I think breaks are vital, in any form. I work the New York Times crossword every day. Mondays, Tuesdays and Wednesdays are usually pretty easy. Thursday is much more challenging. Friday is hard and Saturday is fiendish. Sunday is like Thursday, but longer, and can be vexing. When I get bogged down on any of those puzzles, I put it aside, sometimes for 30 minutes, sometimes a few hours, and sometimes until evening when I can get back to it.

Always, every single time, when I come back to it, I find words that seem so obvious, but were opaque when I left off. I just could not see them. That break allowed the synapses to relax and new perspectives to emerge. During the week I try to eat lunch away from my desk, even if I have brought a bag lunch, and if I can’t leave my desk, I at least leave my work and pull up You Tube to watch kitten videos or something equally mindless (and You Tube has no shortage of that; I have about 120 cake recipes I want to try).

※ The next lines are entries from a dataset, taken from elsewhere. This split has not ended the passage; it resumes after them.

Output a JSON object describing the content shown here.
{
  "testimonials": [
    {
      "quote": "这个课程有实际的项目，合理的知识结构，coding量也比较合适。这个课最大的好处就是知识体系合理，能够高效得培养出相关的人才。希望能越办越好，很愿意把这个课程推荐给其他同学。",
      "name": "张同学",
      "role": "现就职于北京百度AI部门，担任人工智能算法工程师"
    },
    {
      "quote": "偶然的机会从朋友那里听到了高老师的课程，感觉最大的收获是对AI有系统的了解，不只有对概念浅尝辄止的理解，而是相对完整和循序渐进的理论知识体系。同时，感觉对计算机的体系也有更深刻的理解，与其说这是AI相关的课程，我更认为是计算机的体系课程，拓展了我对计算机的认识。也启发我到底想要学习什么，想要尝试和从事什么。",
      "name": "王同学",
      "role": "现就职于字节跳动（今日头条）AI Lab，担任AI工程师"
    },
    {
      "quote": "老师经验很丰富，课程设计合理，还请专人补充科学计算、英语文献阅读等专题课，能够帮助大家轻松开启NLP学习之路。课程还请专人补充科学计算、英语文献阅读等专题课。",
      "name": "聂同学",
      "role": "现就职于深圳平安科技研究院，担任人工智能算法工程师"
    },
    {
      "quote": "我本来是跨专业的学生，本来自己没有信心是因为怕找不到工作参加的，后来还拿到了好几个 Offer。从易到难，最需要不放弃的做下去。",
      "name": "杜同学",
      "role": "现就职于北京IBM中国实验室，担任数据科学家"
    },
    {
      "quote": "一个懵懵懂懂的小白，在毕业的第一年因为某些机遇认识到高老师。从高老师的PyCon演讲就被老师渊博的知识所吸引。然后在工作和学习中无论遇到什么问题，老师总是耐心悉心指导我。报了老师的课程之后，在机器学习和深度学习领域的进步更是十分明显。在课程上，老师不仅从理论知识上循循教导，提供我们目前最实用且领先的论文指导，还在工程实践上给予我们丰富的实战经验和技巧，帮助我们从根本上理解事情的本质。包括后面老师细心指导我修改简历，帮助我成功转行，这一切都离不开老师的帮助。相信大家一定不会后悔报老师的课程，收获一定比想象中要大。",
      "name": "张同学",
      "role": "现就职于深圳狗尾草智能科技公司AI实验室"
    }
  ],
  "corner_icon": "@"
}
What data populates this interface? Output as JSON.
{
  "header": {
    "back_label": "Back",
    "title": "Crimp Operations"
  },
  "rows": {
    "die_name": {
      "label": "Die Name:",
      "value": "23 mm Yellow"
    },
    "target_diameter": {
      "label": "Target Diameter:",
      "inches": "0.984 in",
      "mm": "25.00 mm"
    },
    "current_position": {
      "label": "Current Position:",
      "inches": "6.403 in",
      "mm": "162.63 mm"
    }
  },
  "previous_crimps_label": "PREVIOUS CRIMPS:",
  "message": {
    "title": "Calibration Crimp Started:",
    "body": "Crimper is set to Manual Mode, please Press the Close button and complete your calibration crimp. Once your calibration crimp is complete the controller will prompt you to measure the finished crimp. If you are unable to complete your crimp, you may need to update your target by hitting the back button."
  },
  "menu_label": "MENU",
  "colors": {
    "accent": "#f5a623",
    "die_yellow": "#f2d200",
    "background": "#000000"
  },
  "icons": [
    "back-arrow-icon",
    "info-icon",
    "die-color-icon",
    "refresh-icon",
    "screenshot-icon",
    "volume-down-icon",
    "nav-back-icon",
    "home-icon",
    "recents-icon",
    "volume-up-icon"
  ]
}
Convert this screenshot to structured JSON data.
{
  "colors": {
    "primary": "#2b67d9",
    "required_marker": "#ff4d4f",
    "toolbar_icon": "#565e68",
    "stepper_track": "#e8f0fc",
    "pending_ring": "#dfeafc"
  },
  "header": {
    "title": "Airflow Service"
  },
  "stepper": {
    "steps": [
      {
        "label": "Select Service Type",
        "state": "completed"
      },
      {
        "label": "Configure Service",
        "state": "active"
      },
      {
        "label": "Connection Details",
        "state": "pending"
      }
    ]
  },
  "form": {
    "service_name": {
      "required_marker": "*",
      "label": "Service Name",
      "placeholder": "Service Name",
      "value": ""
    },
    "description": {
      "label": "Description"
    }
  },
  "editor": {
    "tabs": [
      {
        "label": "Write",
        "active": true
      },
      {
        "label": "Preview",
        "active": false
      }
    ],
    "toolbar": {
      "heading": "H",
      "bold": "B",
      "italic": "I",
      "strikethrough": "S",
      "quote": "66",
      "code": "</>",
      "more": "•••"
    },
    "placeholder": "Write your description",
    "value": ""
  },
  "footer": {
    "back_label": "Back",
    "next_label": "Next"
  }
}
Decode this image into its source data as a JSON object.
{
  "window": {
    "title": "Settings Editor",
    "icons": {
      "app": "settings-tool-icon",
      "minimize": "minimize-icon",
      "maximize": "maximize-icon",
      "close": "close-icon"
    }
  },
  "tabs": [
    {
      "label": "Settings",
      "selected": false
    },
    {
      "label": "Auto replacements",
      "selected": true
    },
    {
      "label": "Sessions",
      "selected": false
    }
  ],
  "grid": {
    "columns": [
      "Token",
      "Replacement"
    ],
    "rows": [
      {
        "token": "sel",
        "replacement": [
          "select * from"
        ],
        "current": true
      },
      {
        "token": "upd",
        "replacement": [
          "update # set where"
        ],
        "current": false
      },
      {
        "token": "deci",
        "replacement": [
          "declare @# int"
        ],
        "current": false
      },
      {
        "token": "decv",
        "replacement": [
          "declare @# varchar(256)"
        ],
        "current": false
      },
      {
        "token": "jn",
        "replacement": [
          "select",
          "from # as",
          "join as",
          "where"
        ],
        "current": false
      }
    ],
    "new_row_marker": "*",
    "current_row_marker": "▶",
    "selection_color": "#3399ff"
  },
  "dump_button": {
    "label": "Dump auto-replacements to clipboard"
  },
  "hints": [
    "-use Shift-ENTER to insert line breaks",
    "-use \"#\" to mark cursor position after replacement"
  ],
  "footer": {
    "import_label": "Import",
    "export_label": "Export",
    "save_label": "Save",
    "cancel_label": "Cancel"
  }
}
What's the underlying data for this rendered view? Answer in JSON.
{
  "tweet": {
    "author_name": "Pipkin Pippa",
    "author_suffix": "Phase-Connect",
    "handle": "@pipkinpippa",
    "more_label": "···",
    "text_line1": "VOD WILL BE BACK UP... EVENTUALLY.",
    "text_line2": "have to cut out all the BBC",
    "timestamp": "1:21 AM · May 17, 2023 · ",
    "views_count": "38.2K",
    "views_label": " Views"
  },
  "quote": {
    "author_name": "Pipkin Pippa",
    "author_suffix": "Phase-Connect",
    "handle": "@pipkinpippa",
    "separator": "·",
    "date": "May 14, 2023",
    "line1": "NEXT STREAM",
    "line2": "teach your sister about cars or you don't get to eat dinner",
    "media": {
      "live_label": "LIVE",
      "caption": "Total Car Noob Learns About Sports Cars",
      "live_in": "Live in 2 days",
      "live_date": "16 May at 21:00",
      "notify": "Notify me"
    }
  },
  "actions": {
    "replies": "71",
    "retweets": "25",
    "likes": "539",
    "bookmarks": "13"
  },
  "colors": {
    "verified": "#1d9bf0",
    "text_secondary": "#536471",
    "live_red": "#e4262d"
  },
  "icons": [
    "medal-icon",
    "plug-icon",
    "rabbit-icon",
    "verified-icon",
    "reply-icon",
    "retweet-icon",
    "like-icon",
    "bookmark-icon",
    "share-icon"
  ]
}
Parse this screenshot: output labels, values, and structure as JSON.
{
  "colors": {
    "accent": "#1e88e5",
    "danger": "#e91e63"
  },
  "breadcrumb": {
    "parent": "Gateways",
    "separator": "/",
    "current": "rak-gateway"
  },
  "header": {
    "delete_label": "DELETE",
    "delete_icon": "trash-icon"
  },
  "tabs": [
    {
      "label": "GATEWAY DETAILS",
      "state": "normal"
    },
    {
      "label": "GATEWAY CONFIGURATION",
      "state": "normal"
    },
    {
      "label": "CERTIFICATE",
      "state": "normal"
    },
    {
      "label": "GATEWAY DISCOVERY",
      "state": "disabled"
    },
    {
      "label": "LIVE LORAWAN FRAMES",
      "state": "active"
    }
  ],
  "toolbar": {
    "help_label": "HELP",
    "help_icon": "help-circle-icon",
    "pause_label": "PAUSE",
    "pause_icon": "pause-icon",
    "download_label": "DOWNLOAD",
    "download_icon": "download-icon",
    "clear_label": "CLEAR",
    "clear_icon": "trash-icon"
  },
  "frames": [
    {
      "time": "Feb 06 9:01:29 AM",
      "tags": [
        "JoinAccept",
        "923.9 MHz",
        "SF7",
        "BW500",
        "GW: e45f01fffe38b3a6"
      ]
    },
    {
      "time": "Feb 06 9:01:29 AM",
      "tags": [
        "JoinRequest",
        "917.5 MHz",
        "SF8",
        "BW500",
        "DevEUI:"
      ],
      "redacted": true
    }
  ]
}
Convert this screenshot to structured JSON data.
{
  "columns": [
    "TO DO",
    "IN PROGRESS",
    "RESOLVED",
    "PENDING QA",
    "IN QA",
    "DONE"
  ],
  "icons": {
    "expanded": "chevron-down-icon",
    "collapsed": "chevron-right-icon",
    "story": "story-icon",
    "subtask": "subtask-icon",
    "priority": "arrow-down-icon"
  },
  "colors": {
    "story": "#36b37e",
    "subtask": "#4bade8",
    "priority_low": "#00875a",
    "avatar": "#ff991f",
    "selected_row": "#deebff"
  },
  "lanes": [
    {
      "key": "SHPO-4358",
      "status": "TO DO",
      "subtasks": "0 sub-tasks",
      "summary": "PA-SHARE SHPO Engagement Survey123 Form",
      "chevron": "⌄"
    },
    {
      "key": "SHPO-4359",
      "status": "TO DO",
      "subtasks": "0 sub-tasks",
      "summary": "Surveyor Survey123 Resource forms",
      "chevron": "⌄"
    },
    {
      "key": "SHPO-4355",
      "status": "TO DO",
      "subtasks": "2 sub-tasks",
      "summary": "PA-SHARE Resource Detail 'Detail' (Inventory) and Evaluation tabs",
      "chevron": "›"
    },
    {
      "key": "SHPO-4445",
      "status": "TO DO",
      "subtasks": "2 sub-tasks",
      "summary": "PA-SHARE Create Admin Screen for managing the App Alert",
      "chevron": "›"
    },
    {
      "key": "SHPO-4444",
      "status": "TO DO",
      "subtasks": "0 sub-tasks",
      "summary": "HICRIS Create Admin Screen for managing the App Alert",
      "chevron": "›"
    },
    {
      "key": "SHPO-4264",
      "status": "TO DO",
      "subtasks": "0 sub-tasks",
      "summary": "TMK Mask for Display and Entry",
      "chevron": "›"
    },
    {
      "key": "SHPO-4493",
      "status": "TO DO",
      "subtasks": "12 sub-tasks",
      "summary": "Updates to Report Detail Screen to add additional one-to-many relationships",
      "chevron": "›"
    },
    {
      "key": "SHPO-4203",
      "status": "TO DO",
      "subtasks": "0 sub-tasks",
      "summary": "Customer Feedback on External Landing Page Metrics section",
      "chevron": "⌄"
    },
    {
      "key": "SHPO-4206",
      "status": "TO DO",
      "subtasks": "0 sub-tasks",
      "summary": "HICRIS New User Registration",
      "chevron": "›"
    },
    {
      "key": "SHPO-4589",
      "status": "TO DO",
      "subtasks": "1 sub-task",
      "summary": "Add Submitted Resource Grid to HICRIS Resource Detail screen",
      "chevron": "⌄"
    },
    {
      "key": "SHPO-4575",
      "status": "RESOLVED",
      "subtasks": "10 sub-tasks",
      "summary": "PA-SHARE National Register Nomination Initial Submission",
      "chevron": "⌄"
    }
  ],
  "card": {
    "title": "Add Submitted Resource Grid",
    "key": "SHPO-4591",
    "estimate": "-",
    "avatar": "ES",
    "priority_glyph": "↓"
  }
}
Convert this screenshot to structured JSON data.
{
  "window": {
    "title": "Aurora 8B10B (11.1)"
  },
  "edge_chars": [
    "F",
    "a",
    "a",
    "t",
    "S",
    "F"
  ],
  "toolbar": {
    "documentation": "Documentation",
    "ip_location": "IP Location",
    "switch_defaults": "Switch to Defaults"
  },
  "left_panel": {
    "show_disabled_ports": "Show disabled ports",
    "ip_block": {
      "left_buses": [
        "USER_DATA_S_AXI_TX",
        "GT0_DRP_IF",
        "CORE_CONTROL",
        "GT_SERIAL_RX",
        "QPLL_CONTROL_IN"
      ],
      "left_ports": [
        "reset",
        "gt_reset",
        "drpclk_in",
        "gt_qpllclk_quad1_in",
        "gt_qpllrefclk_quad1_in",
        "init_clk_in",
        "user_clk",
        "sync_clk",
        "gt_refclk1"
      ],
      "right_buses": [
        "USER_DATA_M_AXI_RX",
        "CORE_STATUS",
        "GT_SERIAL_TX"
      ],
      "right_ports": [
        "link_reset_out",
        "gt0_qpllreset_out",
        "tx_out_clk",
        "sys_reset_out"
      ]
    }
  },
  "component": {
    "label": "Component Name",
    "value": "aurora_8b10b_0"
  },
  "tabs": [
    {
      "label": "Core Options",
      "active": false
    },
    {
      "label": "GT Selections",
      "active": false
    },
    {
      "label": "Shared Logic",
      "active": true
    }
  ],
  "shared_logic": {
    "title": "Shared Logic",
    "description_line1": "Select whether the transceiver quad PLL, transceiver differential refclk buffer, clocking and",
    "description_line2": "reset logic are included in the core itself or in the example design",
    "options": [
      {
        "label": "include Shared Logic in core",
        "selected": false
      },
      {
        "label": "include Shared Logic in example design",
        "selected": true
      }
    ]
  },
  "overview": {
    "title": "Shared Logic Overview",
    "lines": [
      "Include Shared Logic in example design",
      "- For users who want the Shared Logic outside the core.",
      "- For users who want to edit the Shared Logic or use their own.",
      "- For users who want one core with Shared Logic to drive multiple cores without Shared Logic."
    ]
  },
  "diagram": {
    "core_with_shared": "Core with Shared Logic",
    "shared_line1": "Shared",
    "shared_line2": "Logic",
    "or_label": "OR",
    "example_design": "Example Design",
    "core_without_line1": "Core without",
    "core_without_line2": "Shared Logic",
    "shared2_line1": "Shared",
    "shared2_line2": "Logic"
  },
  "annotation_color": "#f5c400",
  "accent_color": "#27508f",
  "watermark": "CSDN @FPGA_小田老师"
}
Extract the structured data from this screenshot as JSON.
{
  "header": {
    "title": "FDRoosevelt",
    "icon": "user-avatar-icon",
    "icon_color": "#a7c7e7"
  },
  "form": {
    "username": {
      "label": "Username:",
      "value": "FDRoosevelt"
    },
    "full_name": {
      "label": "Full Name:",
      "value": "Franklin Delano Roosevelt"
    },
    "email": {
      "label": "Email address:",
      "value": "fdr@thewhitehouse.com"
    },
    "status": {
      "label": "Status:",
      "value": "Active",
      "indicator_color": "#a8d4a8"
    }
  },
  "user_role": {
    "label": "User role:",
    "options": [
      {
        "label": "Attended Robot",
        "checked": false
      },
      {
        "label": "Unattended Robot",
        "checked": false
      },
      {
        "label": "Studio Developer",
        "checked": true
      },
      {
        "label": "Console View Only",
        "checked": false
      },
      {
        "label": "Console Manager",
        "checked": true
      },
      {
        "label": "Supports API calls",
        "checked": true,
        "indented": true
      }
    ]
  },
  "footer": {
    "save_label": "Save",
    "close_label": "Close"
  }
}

When I turn back to my desk, the lesson plan becomes clearer, the lecture comes together better, the memo is easier to write. In journalism school a half century ago, we were told in basic reporting that when we finished typing our stories, on manual Remington typewriters on canary yellow paper, we should lay them on our desk, get up, walk around the building, get a drink of water, and only then come back to edit them.

Getting away, with a book, a hobby, a walk around the block, for 15 minutes, or a weekend, or a lengthy vacation, is absolutely vital. We think better and perform better. We heal, rebuild, grow stronger and catch our metaphorical breath. We can return to our work refreshed. Now I will set this blog post aside before I read through it again, fix the mistakes, it and turn it in to my editor. Everyone needs an editor – and a break.